Puisi “Suatu Ketika” karya Roeswardiyatmo adalah puisi yang menyentuh dua sisi penting kehidupan: pengabdian sosial dan pencarian spiritual. Melalui pengalaman sederhana membagikan makanan di lorong kumuh, penyair menampilkan kegetiran sosial dan respons emosional dari mereka yang tertindas. Namun lebih dalam dari itu, ia mengungkapkan bahwa manusia sejatinya selalu rindu untuk kembali—bukan hanya secara fisik, tetapi juga secara spiritual—kepada Sang Pencipta.

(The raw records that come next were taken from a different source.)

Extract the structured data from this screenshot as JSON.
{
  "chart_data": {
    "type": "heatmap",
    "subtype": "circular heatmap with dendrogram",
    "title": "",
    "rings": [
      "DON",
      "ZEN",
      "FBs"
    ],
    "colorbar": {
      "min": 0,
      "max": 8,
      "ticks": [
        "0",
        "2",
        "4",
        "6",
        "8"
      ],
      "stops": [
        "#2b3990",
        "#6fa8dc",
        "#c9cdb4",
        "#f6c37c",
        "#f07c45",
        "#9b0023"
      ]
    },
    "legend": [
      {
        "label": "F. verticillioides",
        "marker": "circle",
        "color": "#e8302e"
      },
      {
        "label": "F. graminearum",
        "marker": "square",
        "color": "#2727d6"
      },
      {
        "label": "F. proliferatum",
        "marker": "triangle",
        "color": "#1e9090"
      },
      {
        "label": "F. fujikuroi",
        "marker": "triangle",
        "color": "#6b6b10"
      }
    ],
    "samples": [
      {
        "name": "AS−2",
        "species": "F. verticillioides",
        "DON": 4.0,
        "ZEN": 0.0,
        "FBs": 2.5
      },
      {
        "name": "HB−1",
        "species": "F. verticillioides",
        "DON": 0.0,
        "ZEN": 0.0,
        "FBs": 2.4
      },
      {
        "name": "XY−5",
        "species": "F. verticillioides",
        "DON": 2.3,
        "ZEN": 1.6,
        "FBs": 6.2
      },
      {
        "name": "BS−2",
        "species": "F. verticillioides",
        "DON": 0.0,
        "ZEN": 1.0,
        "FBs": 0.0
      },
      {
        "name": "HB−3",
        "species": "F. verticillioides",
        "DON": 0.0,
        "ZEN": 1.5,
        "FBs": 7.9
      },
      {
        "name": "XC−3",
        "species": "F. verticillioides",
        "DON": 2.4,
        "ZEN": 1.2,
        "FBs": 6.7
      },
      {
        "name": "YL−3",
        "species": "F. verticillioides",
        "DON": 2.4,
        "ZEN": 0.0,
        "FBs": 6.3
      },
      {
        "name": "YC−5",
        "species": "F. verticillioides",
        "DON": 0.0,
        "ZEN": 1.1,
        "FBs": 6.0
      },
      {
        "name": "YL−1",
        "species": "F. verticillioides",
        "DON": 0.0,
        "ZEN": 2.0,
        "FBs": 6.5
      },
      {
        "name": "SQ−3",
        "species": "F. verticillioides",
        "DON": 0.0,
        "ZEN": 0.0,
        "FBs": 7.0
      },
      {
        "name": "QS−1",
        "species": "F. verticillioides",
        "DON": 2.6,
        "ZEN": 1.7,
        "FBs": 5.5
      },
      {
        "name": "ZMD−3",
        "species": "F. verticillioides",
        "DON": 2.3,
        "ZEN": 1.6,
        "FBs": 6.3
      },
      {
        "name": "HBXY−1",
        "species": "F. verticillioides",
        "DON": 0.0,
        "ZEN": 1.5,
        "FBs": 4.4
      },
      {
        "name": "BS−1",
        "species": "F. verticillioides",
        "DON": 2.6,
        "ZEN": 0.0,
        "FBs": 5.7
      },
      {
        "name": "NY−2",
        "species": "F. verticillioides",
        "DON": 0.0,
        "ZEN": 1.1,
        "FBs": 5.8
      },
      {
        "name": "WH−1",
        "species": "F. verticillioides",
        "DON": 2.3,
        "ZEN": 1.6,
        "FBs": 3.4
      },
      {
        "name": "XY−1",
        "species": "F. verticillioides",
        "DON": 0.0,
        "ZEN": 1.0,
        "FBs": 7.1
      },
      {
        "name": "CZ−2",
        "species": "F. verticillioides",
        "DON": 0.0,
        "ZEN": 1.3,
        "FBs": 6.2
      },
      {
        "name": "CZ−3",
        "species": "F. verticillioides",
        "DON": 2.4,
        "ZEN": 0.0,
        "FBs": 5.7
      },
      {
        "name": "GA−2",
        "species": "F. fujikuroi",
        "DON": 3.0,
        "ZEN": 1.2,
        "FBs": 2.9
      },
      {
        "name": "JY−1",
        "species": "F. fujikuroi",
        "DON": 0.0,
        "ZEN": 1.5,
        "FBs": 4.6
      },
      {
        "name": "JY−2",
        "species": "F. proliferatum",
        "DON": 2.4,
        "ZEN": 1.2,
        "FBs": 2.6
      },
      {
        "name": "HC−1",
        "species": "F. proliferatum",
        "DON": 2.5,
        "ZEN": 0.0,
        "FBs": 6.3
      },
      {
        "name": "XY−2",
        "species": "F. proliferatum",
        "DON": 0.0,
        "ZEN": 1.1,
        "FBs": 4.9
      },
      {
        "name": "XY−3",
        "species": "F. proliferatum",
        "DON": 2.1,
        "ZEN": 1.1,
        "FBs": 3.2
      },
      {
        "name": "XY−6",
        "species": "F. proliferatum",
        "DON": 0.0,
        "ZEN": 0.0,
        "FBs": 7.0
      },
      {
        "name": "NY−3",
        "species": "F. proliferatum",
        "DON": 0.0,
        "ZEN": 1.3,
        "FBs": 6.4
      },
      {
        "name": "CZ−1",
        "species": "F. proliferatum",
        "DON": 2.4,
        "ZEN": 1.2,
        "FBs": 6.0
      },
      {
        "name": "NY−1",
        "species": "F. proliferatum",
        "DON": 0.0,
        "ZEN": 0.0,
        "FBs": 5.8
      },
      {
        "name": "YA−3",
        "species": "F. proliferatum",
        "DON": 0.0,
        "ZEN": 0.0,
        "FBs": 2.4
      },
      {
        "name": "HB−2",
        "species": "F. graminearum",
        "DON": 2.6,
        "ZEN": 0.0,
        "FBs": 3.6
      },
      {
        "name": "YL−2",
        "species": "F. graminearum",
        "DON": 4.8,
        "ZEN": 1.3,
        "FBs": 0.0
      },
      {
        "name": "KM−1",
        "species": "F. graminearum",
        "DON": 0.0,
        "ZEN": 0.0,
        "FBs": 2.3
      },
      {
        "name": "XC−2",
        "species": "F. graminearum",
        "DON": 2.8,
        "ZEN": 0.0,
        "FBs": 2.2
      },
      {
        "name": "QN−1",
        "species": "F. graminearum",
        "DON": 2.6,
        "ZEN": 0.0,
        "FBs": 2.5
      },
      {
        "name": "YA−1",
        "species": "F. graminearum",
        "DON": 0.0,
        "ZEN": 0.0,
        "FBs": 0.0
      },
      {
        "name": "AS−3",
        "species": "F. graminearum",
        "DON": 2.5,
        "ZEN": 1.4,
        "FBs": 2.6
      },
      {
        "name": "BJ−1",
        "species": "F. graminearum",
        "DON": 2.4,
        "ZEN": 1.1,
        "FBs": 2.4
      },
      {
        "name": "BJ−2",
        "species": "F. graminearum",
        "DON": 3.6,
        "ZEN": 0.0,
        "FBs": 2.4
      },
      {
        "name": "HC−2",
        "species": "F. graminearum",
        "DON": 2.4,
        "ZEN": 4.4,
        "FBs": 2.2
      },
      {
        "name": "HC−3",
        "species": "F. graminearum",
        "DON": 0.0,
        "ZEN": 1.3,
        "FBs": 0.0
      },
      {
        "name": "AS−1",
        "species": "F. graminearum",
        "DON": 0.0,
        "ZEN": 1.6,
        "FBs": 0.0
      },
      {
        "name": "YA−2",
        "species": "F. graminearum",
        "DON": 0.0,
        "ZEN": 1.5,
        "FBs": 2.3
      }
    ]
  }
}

Di tengah-tengah dunia yang penuh kepalsuan dan hiruk-pikuk, puisi ini adalah seruan agar kita tetap mendengar bisikan nurani dan tidak lupa akan suara Tuhan dalam diri kita. Sebab sering kali, setelah semua kebaikan dilakukan, kita masih mendambakan damai yang hanya bisa ditemukan di keheningan batin.
Karya: Roeswardiyatmo
Biodata Roeswardiyatmo:
- Roeswardiyatmo Hardjosoekarto lahir pada tanggal 29 Maret 1948 di Surakarta, Jawa Tengah, Indonesia.